The Elgaland-Vargaland project has been going on since 1992, and the kingdom includes not only all geographical border areas, even at sea, but also the digital and mental ones. From here into eternity – citizenship does not end with death.
This wide-ranging project is like 360-degree VR film, raised to any high number and paradoxically more real. I’ve always been drawn to the humor of it all, the rather nerdy tinkering with everything from constitutions to stamps that is so elegantly woven together with sharp contemporary analysis. It is enough to listen to the radio and SD representatives talking about illegal people to understand that the thing about country borders and citizenship, it must be problematized again and again.

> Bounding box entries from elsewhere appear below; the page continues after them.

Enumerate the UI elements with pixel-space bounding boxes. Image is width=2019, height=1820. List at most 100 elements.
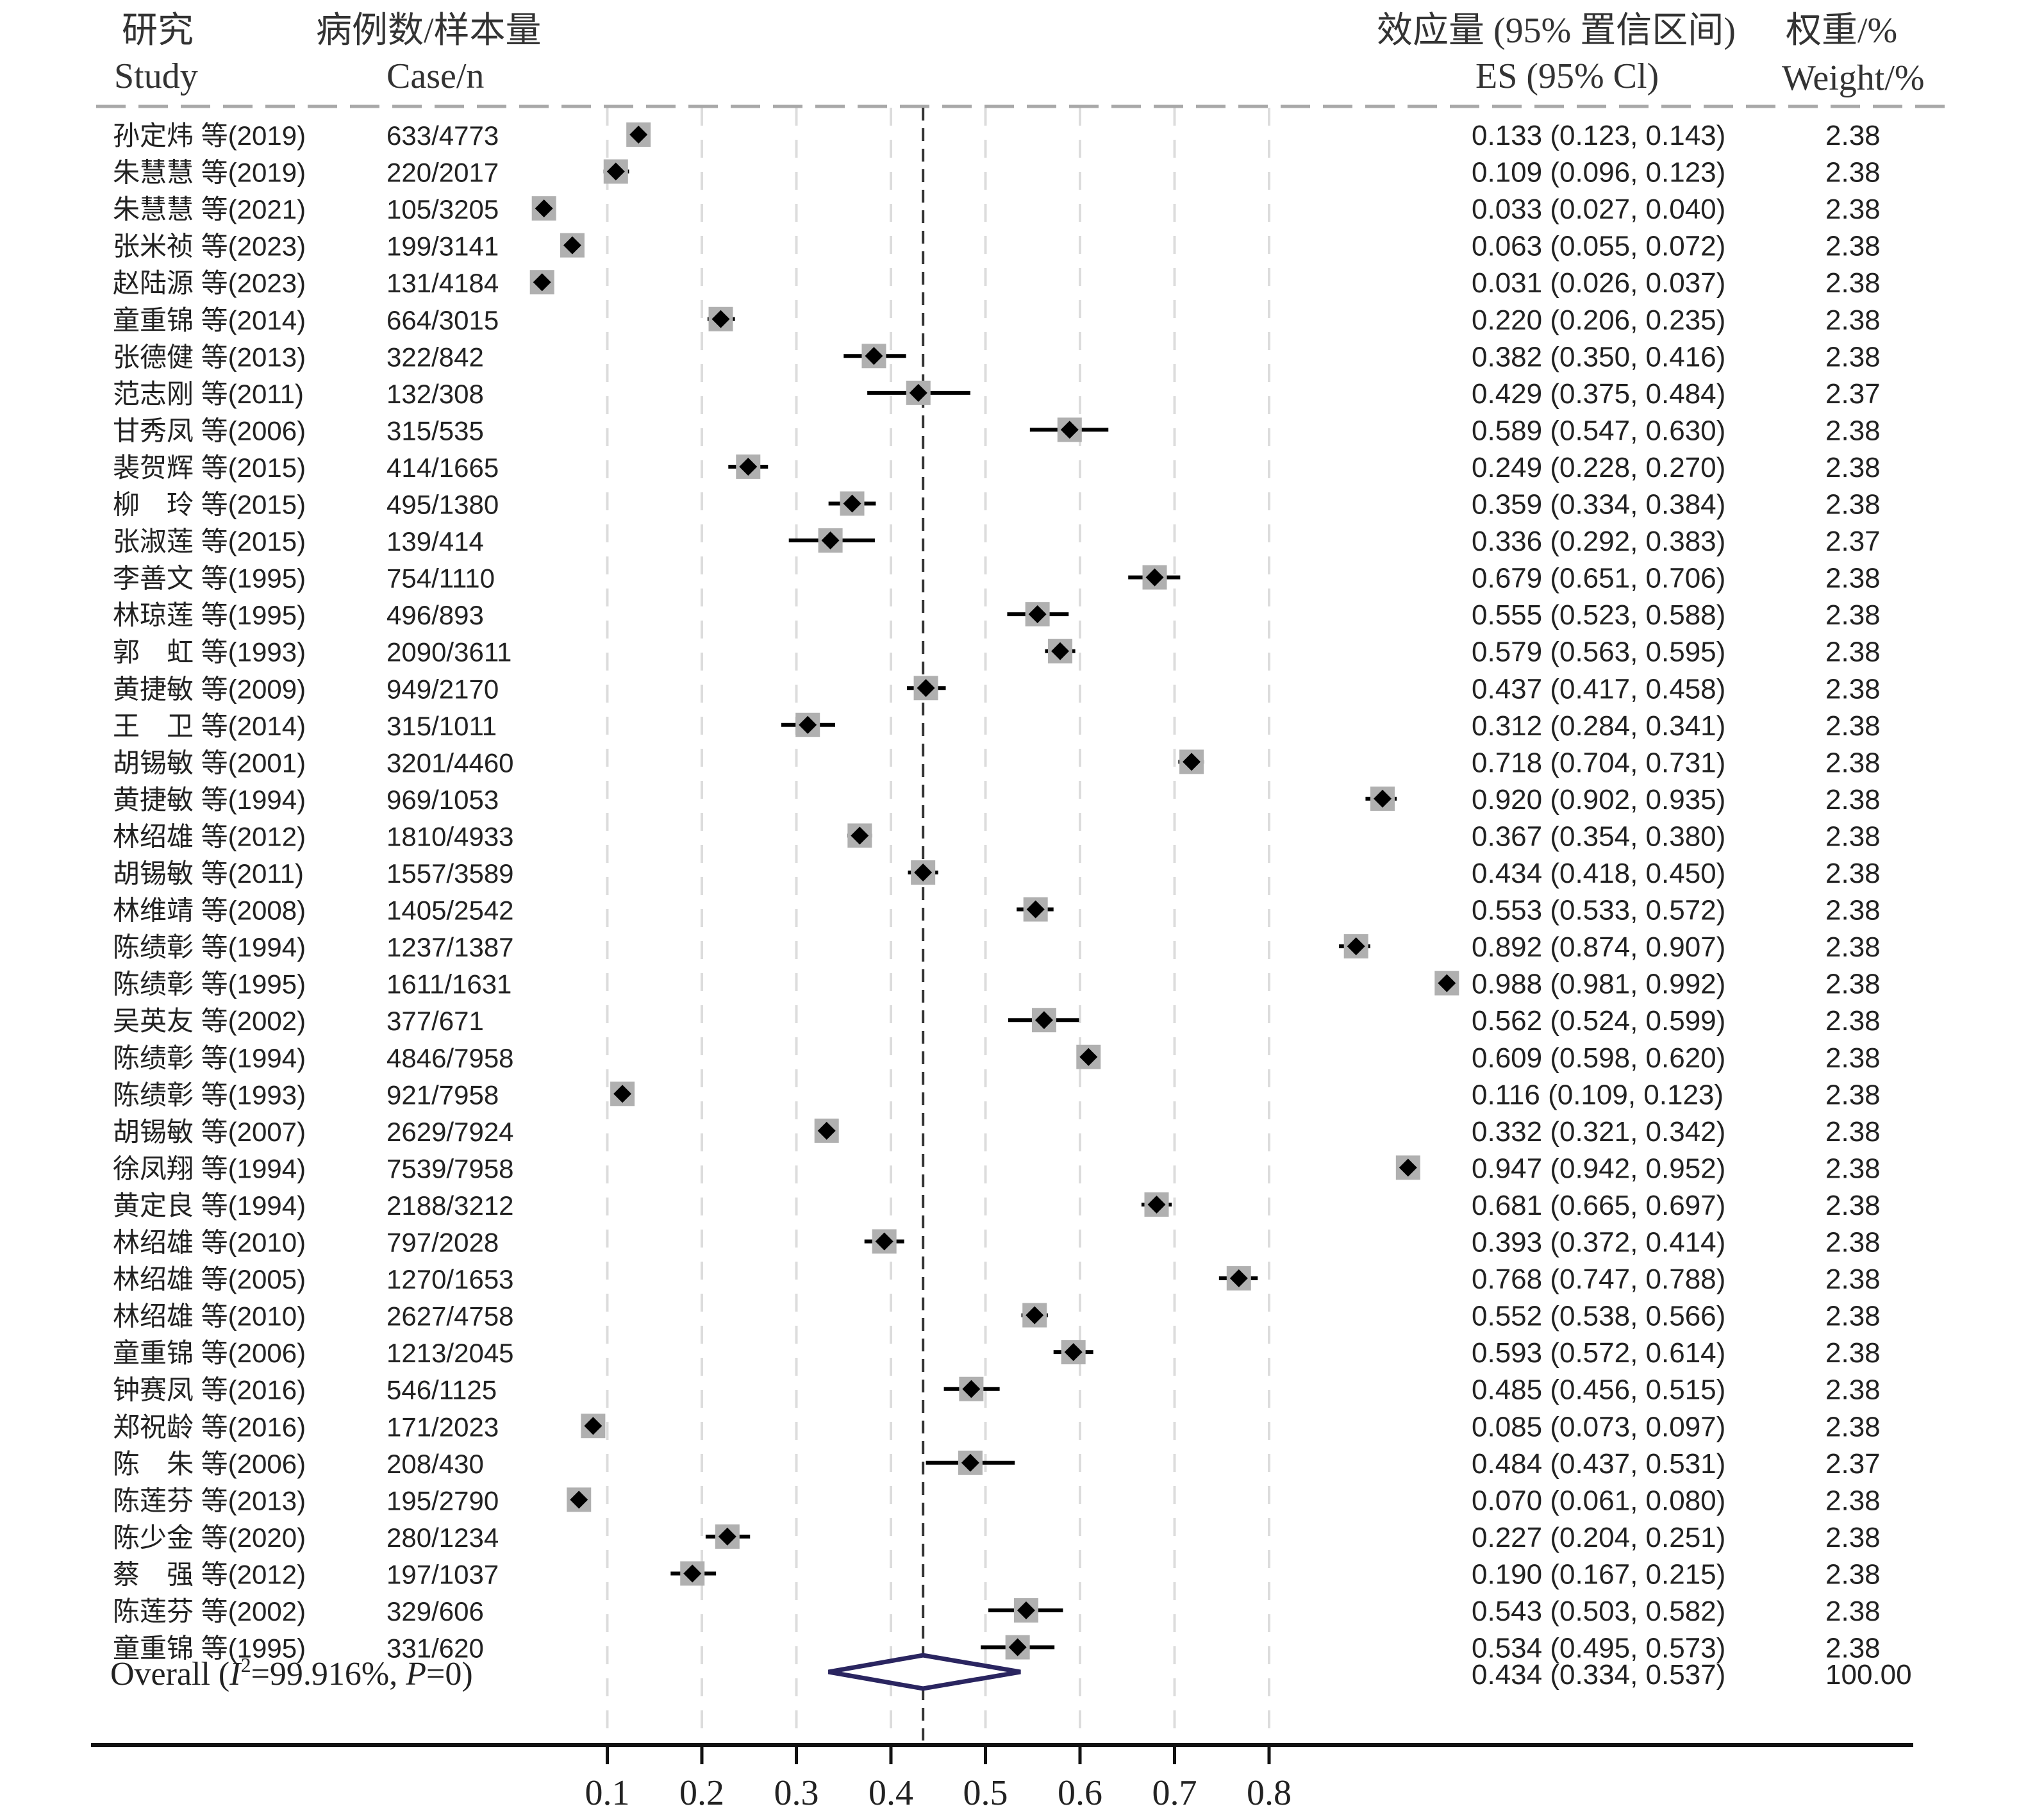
study-row: 郭 虹 等(1993) 2090/3611 0.579 (0.563, 0.595)… [113,637,1881,668]
study-label: 徐凤翔 等(1994) [113,1153,306,1183]
study-row: 李善文 等(1995) 754/1110 0.679 (0.651, 0.706) 2… [113,563,1881,594]
es-ci-value: 0.249 (0.228, 0.270) [1472,452,1725,483]
header-case-cn: 病例数/样本量 [316,11,542,51]
weight-value: 2.38 [1825,1558,1881,1590]
case-n-value: 1405/2542 [386,896,514,926]
es-ci-value: 0.382 (0.350, 0.416) [1472,341,1725,372]
study-row: 童重锦 等(1995) 331/620 0.534 (0.495, 0.573) 2.… [113,1633,1881,1664]
case-n-value: 949/2170 [386,674,499,704]
es-ci-value: 0.562 (0.524, 0.599) [1472,1005,1725,1037]
point-estimate-marker [1064,1343,1083,1362]
study-label: 张淑莲 等(2015) [113,526,306,556]
case-n-value: 171/2023 [386,1412,499,1442]
study-rows: 孙定炜 等(2019) 633/4773 0.133 (0.123, 0.143) 2… [113,120,1881,1664]
study-label: 范志刚 等(2011) [113,379,304,409]
study-label: 陈绩彰 等(1995) [113,969,306,999]
es-ci-value: 0.434 (0.418, 0.450) [1472,858,1725,889]
header-weight-cn: 权重/% [1786,11,1897,51]
es-ci-value: 0.116 (0.109, 0.123) [1472,1079,1724,1110]
study-label: 童重锦 等(1995) [113,1633,306,1664]
weight-value: 2.38 [1825,1337,1881,1369]
overall-label: Overall (I2=99.916%, P=0) [110,1653,473,1692]
es-ci-value: 0.892 (0.874, 0.907) [1472,931,1725,963]
table-header: 研究 Study 病例数/样本量 Case/n 效应量 (95% 置信区间) E… [114,11,1925,98]
study-row: 胡锡敏 等(2007) 2629/7924 0.332 (0.321, 0.342)… [113,1116,1881,1148]
study-label: 黄捷敏 等(2009) [113,674,306,704]
study-row: 张德健 等(2013) 322/842 0.382 (0.350, 0.416) 2.… [113,341,1881,372]
study-label: 林维靖 等(2008) [113,896,306,926]
x-tick-label: 0.1 [585,1773,630,1813]
study-label: 林绍雄 等(2010) [113,1228,306,1258]
case-n-value: 2090/3611 [386,637,511,667]
weight-value: 2.38 [1825,747,1881,778]
study-label: 柳 玲 等(2015) [113,490,306,520]
study-row: 朱慧慧 等(2021) 105/3205 0.033 (0.027, 0.040) 2… [113,194,1881,225]
study-label: 钟赛凤 等(2016) [113,1375,306,1405]
point-estimate-marker [843,494,861,513]
point-estimate-marker [563,236,581,255]
study-label: 童重锦 等(2006) [113,1338,306,1368]
study-row: 童重锦 等(2006) 1213/2045 0.593 (0.572, 0.614)… [113,1337,1881,1369]
point-estimate-marker [851,826,869,845]
study-row: 赵陆源 等(2023) 131/4184 0.031 (0.026, 0.037) 2… [113,267,1881,299]
point-estimate-marker [683,1564,702,1583]
weight-value: 2.38 [1825,157,1881,188]
weight-value: 2.38 [1825,194,1881,225]
study-label: 陈少金 等(2020) [113,1523,306,1553]
study-row: 黄捷敏 等(2009) 949/2170 0.437 (0.417, 0.458) 2… [113,673,1881,705]
case-n-value: 664/3015 [386,305,499,335]
point-estimate-marker [1034,1011,1053,1030]
point-estimate-marker [799,715,817,734]
es-ci-value: 0.070 (0.061, 0.080) [1472,1485,1725,1516]
weight-value: 2.38 [1825,1411,1881,1442]
weight-value: 2.37 [1825,1448,1881,1480]
point-estimate-marker [1438,974,1456,992]
point-estimate-marker [535,199,553,218]
study-row: 陈莲芬 等(2013) 195/2790 0.070 (0.061, 0.080) 2… [113,1485,1881,1516]
es-ci-value: 0.332 (0.321, 0.342) [1472,1116,1725,1148]
case-n-value: 220/2017 [386,158,499,188]
weight-value: 2.38 [1825,1227,1881,1258]
weight-value: 2.38 [1825,895,1881,926]
es-ci-value: 0.988 (0.981, 0.992) [1472,969,1725,1000]
study-row: 蔡 强 等(2012) 197/1037 0.190 (0.167, 0.215) 2… [113,1558,1881,1590]
case-n-value: 969/1053 [386,785,499,815]
point-estimate-marker [1060,421,1079,439]
header-study-en: Study [114,56,198,96]
study-label: 陈绩彰 等(1994) [113,932,306,962]
case-n-value: 1237/1387 [386,932,514,962]
x-tick-label: 0.8 [1247,1773,1292,1813]
weight-value: 2.38 [1825,415,1881,446]
study-label: 张德健 等(2013) [113,342,306,372]
case-n-value: 496/893 [386,600,484,630]
weight-value: 2.37 [1825,526,1881,557]
case-n-value: 7539/7958 [386,1153,514,1183]
point-estimate-marker [711,310,730,328]
header-es-en: ES (95% Cl) [1475,56,1659,96]
weight-value: 2.37 [1825,378,1881,410]
weight-value: 2.38 [1825,969,1881,1000]
point-estimate-marker [962,1380,981,1398]
study-label: 郑祝龄 等(2016) [113,1412,306,1442]
case-n-value: 546/1125 [386,1375,497,1405]
study-label: 陈绩彰 等(1994) [113,1043,306,1073]
weight-value: 2.38 [1825,637,1881,668]
es-ci-value: 0.679 (0.651, 0.706) [1472,563,1725,594]
es-ci-value: 0.033 (0.027, 0.040) [1472,194,1725,225]
study-row: 林绍雄 等(2010) 797/2028 0.393 (0.372, 0.414) 2… [113,1227,1881,1258]
es-ci-value: 0.718 (0.704, 0.731) [1472,747,1725,778]
weight-value: 2.38 [1825,341,1881,372]
case-n-value: 195/2790 [386,1485,499,1515]
point-estimate-marker [1229,1269,1248,1288]
study-row: 胡锡敏 等(2001) 3201/4460 0.718 (0.704, 0.731)… [113,747,1881,778]
study-row: 陈莲芬 等(2002) 329/606 0.543 (0.503, 0.582) 2.… [113,1596,1881,1627]
study-label: 林琼莲 等(1995) [113,600,306,630]
study-label: 胡锡敏 等(2007) [113,1117,306,1147]
header-case-en: Case/n [386,56,484,96]
weight-value: 2.38 [1825,710,1881,742]
point-estimate-marker [718,1527,736,1546]
case-n-value: 633/4773 [386,121,499,151]
es-ci-value: 0.063 (0.055, 0.072) [1472,231,1725,262]
es-ci-value: 0.312 (0.284, 0.341) [1472,710,1725,742]
case-n-value: 414/1665 [386,453,499,483]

The World Exhibition itself, which is presented in the larger of Accelerator’s halls, is a mix of homages to Leif Elggren and Carl Michael von Hausswolff – for example, the two perfumes produced by Chandra Shukla – and artistic representations of the Elgaland-Vargaland idea – such as the sounds from the other side recorded by Michael Espositopresented as the seven deadly sins.
These two exhibitions complement each other well. From antiquity to the present, from the dead in eternity to the haunted environment of Nea Zoi – with royalty everywhere! – we see the boundaries more clearly and thus, perhaps, a hint of how they can be dissolved.